Un autre défenseur des animaux a déclaré : « J’estime qu’il est préférable de se concentrer sur la reconnaissance et l’appréciation mutuelles, que sur la critique qui peut être blessante et décourageante. » En d’autres termes, il conviendrait de se rendre complice de campagnes qui facilitent la discrimination plutôt que parler contre elles ; nous devrions tolérer l’intolérance. C’est un appel à ignorer la responsabilité morale qui est la nôtre, et ce n’est pas acceptable.
Plusieurs défenseurs ont dit que parce que la campagne anti-Kapparot était conduite par des végans opposés à toute forme d’utilisation des animaux, elle concernait réellement le véganisme et n’était pas problématique. Mais c’est faux. Si une campagne, à l’instar de la campagne anti-Kapparot, dénonce un groupe de personnes bien défini et condamne sa conduite alors que cette conduite n’est en rien différente de celle (directe ou indirecte) de tout non-végan, alors cette campagne pose problème dans les termes que j’ai spécifiés. Le fait que les gens qui s’y impliquent puissent être végans est, en l’espèce, hors de propos.
Regardez cette vidéo figurant sur le site de l’Alliance to End Chickens as Kaporos, et demandez-vous si elle promeut le véganisme de quelque manière que ce soit.
Un autre défenseur a plaidé que puisque certains Juifs soutenaient la campagne anti-Kapparot, cela « ruinait l’idée qu’elle puisse véhiculer de l’antisémitisme. » Mais c’est, là encore, clairement faux. Cela revient à dire que sous prétexte que certaines personnes de couleur s’opposent aux efforts d’élargissement des droits civiques, il n’y aurait pas de discrimination.
Un autre défenseur a clamé que si quiconque pensait que la campagne anti-Kapparot véhiculait un message visant les Juifs de quelque manière que ce soit, l’Alliance to End Chickens as Kaporos ne saurait être tenue responsable d’une telle « dissonance cognitive ». (Je crois qu’il voulait dire « erreur », « dissonance cognitive » n’ayant, dans le contexte, pas le moindre sens.)
Une fois encore, c’est complètement faux. Revenons à l’excellent exemple de Vincent Guihan. Si un groupe de personnes opposées à toute forme de circoncision lançait une campagne appelée « Alliance contre la circoncision juive », parlerait-on d’erreur si le public percevait la circoncision comme une pratique propre aux Juifs ? Bien sûr que non. La simple existence d’une telle campagne laisserait supposer que la pratique juive est le problème.

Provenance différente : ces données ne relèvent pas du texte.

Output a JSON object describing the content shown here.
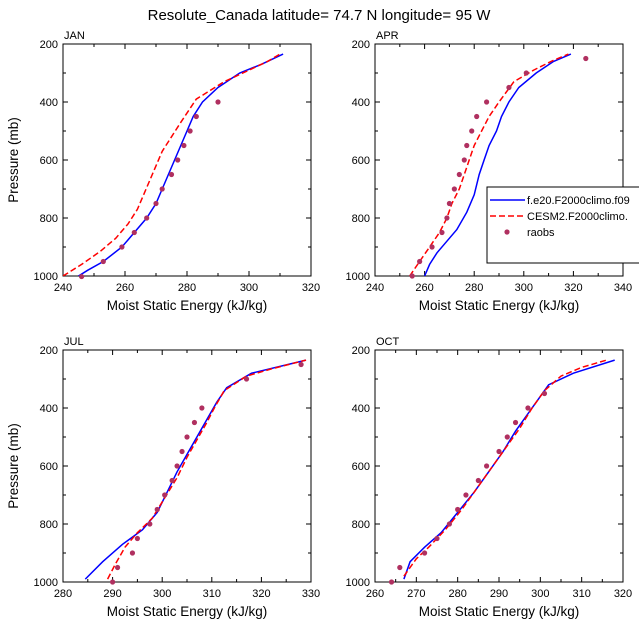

Je suis sincèrement désolé que certains défenseurs des animaux estiment pouvoir mettre de côté leur sens critique concernant la campagne anti-Kapparot au profit de ce principe sacré selon lequel « vous ne devez jamais contester ce que fait un autre ‘animaliste’ même si cela est clairement problématique ». C’est une conduite quasi religieuse que de croire que c’est faire preuve d’hostilité envers un mouvement dynamique de justice sociale. A contrecœur, j’en viens à la conclusion que de nombreux défenseurs des animaux sont apparemment oublieux de l’antisémitisme, de l’islamophobie systématiques ainsi que d’autres formes de discrimination comme le racisme et le sexisme, et je déplore que les campagnes ciblées, telles la campagne anti-Kapparot, tirent parti des effets de ces formes de discrimination et les exacerbent.